Bridges gives credit for Hell or High Water to the creative team behind the camera as well as a real-life Texas Ranger who advised him. He says, “Taylor Sheridan gave us a great script to work with, and I was a big fan of Sicario. He also comes from acting so the lines were wonderful to say. And our director, David Mackenzie, I was a big fan of Starred Up and saw what he did with such a low budget, and how he created such a great level of authenticity there. As far as the character, I was very fortunate to have Joaquin Jackson, one of the greatest Texas Rangers of the 20th century, who was onboard a lot, and I was able to talk to him and ask how a Texas Ranger behaved, what his clothes were like, and all that. Sadly, he died some days ago.”
Bridges has made a career out of playing cowboy-like characters despite his Los Angeles roots.
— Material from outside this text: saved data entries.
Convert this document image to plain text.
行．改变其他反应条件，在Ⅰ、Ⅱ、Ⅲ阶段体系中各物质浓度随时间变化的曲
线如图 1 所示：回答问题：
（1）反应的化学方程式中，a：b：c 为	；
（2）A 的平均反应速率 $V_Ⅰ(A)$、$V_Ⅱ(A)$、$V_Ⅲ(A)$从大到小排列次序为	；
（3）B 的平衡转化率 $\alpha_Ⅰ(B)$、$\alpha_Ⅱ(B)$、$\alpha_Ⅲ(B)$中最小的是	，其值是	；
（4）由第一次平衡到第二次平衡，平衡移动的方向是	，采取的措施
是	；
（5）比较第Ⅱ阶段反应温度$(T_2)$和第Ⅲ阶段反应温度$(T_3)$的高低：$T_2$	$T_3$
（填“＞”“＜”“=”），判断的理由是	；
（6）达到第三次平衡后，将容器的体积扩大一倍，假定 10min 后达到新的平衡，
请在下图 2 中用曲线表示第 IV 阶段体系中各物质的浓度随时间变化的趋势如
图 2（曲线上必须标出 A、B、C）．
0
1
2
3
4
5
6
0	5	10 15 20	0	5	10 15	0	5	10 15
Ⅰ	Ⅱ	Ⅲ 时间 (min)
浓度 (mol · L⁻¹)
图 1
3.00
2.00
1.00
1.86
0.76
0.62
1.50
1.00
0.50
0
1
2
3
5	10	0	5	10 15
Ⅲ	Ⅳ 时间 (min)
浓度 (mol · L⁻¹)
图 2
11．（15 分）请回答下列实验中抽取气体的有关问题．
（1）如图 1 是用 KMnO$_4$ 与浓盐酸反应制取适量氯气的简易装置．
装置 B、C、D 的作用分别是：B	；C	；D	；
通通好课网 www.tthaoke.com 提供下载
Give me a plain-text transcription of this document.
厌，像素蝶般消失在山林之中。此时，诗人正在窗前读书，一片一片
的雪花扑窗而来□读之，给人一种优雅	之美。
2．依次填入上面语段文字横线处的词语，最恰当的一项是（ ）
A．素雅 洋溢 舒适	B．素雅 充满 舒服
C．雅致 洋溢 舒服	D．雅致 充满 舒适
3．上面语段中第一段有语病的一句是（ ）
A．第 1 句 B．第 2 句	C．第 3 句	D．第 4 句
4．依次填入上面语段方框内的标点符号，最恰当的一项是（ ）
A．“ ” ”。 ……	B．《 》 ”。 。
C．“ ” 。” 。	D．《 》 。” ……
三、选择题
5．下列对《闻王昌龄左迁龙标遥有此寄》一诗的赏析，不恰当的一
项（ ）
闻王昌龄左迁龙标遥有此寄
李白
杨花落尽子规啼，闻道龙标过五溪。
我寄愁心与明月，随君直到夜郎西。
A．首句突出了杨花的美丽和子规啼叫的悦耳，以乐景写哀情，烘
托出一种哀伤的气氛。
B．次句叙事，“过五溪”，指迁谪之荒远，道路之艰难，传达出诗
He gives credit to his father, actor Lloyd Bridges, for getting him interested in westerns. He explains:
Well, the first thing that pops into my mind when it comes to playing cowboys is my father, Lloyd Bridges. When I was a little kid I loved to dress up like a cowboy—put on the boots, hat, and walk around. He was in a lot of westerns and my Dad loved to ride. We’ve had a ranch for almost 40 years now in Montana, so I’m around a lot of western guys. And also another thing is my stand-in, Loyd Catlett, we’ve done close to 70 movies together and we met on The Last Picture Show back in 1970. Since we’ve been working together, we’ve become friends all these years, and he’s from Texas and was hired not only as an actor on that film but also to teach us California kids what it’s like to be a kid from Texas. I owe a lot to him when I do my western characters, especially.
But for me, as I guy who loves to go to movies, I find a movie like ours or Starred Up, that was made for a couple hundred thousand bucks, or Once, which was made for nothing, as far as being entertained, those surpassed many superhero movies that I’ve seen. So I think the fact that we do have these big, multimillion dollar films—there’s a backlash to it, and you also have very inexpensive movies that are pushing the envelope in a different direction. I just saw a movie called Tangerine, a whole movie shot on iPhones. The state of Hollywood is in an interesting place.
On that note, while Bridges has done his share of big-budget films — Iron Man, Tron: Legacy, and RIPD, for example — he tends to gravitate more to smaller projects. Like many film fans, he’d like to see studios spend more on lower-budget films. He points out, “The term ‘show business’ has been around for a really long time, and if you talk about the business aspects of show, you’re right: I can never figure out why the financial powers that make movies will spend $200 million on a sequel as opposed to making twenty $10 million movies. I would think that would be more lucrative, but evidently it’s not. At the same time, we get to have these big hundreds of millions of dollar budgets for movies, and those are fun movies to see, and the technology that is created by movies like that is amazing.”
Unsurprisingly, the interviewer brings up Bridges’ most famous role — playing The Dude in The Big Lebowski. As he has in the past, Bridges admits that there is a lot of similarity between the character and himself, saying, “I use elements of myself—I see my parallels with a character—and find similar things in my own personality. As far as The Dude goes, I had a lot in common with The Dude in my younger years. A lot of the clothes he wears are mine—the jelly sandals, the T-shirts, and so forth, and you mentioned ‘abiding,’ and I share that with The Dude.”